FCA under fire as investigations into senior manager misconduct dwindle
The UK’s financial watchdog is under fire after fresh data revealed the number of investigations into senior manager misconduct has halved.
A freedom of information request by the consultancy firm Bovill found that the Financial Conduct Authority (FCA) opened just six enforcement investigations into senior manager misconduct last year, less than half the number launched a year prior. The drop in investigations came in spite of 50,000 additional firms being added to the Senior Manager and Certification Regime (SMCR).
“In recent years we have questioned SMCR’s ability to hold individual senior managers to account, pointing to consistently low numbers of investigations and enforcement actions,” said Ben Blackett-Ord the chief executive at Bovill. “This year’s statistics show that SMCR currently lacks bite, and is not biting often enough to be considered as an effective enforcement tool.”
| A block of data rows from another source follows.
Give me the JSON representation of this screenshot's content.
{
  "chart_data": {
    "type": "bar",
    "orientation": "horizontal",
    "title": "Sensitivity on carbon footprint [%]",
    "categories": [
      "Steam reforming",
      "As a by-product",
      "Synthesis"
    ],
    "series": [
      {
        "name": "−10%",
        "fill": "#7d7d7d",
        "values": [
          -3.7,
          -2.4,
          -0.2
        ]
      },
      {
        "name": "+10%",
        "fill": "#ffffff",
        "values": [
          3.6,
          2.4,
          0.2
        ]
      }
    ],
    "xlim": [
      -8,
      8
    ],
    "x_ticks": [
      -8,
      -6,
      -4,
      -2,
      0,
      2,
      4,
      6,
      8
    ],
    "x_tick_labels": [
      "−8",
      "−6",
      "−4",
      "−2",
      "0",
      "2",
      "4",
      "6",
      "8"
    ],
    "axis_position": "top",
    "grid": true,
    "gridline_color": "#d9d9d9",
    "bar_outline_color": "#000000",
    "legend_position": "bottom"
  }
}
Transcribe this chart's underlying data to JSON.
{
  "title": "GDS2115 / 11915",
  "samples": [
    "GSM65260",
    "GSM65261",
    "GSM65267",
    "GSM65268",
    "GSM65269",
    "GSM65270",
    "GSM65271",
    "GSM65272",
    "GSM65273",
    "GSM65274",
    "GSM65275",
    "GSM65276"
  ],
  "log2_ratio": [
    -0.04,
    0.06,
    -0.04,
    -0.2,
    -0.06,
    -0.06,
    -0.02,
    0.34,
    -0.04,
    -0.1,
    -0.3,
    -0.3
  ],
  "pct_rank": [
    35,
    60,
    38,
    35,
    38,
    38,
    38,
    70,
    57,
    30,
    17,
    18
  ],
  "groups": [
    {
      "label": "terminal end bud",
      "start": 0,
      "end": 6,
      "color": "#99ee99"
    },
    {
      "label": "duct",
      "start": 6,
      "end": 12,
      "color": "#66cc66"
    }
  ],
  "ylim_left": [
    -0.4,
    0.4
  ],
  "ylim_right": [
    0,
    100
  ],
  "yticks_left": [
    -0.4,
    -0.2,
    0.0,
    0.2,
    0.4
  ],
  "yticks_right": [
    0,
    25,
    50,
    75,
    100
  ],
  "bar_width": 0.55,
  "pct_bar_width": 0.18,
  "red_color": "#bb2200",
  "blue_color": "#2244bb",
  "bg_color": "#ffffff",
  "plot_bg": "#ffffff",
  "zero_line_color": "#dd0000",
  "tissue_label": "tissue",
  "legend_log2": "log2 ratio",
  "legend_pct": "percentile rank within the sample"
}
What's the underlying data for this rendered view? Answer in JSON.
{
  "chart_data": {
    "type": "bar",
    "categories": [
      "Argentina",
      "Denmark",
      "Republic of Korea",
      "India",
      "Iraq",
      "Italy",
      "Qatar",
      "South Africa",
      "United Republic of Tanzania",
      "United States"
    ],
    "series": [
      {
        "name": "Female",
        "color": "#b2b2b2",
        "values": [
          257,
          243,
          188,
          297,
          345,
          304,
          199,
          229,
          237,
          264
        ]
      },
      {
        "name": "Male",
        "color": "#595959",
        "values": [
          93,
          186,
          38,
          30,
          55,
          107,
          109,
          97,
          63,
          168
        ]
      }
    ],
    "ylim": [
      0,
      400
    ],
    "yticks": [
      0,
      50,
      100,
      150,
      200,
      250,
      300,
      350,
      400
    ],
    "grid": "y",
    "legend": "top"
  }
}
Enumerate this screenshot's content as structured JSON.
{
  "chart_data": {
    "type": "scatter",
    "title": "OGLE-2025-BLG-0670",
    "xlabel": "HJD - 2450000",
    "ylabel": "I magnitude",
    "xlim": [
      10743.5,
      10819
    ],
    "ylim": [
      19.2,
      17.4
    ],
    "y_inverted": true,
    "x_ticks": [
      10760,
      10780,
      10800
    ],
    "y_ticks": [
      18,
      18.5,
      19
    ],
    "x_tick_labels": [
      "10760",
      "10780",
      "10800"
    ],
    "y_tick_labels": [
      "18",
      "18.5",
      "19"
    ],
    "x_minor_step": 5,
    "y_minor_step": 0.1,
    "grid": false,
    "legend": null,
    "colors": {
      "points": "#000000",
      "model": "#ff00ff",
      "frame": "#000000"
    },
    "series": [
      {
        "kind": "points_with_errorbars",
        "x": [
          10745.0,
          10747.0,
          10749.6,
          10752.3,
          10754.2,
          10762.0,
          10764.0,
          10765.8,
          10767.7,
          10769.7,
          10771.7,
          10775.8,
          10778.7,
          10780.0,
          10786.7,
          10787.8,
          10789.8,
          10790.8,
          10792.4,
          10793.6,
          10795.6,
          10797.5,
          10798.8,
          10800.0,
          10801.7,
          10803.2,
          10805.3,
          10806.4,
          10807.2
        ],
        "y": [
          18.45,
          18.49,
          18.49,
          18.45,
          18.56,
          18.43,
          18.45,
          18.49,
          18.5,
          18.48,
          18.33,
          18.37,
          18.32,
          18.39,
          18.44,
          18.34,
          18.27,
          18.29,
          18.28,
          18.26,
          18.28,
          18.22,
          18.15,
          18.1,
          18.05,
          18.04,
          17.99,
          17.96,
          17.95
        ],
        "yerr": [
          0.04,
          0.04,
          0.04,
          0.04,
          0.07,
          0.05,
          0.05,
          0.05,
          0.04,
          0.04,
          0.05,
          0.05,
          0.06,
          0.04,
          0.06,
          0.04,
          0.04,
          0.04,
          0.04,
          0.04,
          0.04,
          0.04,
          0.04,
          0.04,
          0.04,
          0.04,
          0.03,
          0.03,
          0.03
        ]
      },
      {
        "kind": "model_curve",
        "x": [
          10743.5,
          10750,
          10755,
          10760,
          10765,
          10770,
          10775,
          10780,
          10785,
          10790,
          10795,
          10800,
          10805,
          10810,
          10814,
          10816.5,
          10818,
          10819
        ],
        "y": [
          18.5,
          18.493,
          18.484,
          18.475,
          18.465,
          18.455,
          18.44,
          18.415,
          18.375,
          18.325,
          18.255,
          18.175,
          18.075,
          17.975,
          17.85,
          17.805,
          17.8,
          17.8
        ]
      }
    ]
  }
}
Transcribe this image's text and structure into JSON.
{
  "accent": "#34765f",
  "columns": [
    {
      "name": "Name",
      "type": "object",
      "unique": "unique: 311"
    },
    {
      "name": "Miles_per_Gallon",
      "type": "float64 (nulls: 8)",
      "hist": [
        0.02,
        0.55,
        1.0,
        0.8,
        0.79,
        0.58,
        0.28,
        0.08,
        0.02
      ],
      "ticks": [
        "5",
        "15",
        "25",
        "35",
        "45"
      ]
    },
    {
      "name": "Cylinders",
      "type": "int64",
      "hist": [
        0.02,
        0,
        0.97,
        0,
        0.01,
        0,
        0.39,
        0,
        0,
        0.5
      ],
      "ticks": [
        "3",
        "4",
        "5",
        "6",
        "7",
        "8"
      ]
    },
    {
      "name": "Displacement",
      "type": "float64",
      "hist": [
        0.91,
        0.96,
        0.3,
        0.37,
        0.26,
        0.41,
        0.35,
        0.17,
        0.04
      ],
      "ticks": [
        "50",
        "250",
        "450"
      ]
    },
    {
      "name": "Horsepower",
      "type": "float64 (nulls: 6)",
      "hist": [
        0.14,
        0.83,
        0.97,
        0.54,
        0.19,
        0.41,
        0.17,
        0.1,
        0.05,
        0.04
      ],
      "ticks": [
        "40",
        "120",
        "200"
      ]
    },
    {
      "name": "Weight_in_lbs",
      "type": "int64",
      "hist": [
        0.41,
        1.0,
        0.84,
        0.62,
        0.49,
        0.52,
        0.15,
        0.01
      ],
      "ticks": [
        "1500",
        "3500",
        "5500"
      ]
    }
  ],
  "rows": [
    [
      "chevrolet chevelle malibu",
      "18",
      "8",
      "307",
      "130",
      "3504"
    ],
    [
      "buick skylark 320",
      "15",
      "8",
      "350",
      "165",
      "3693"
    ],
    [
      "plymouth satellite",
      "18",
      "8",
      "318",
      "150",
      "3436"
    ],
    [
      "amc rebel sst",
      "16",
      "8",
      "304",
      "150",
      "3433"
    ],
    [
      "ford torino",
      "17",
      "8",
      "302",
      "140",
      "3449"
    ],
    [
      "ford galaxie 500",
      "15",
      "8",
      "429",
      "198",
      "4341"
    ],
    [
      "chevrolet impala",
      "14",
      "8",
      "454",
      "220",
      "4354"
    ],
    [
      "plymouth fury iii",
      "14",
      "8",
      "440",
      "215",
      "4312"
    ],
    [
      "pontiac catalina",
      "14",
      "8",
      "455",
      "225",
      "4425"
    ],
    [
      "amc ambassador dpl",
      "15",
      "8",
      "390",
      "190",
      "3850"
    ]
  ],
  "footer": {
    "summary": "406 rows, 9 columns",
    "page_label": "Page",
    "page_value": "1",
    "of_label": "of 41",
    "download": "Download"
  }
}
The data found that the number of enforcement investigations opened between 2018 and 2020 was consistent – never dropping below 13.
Research from financial regulation consultancy Bovill finds that the FCA launched fewer than half as many investigations into senior manager misconduct in 2021 than in 2020. Almost two-thirds of the 54 SMCR investigations opened by the FCA since 2016 have not yet been resolved. Since 2016 only two investigations have resulted in a penalty being imposed.
“With such low enforcement statistics, it brings into question SMCR’s role as an effective deterrent from poor behaviour by senior management,” Blackett-Ord said.
He added that while the pandemic is likely to have played a role in disrupting and delaying investigations the FCA will need to adapt to these challenges if an “effective regime,” is to be created.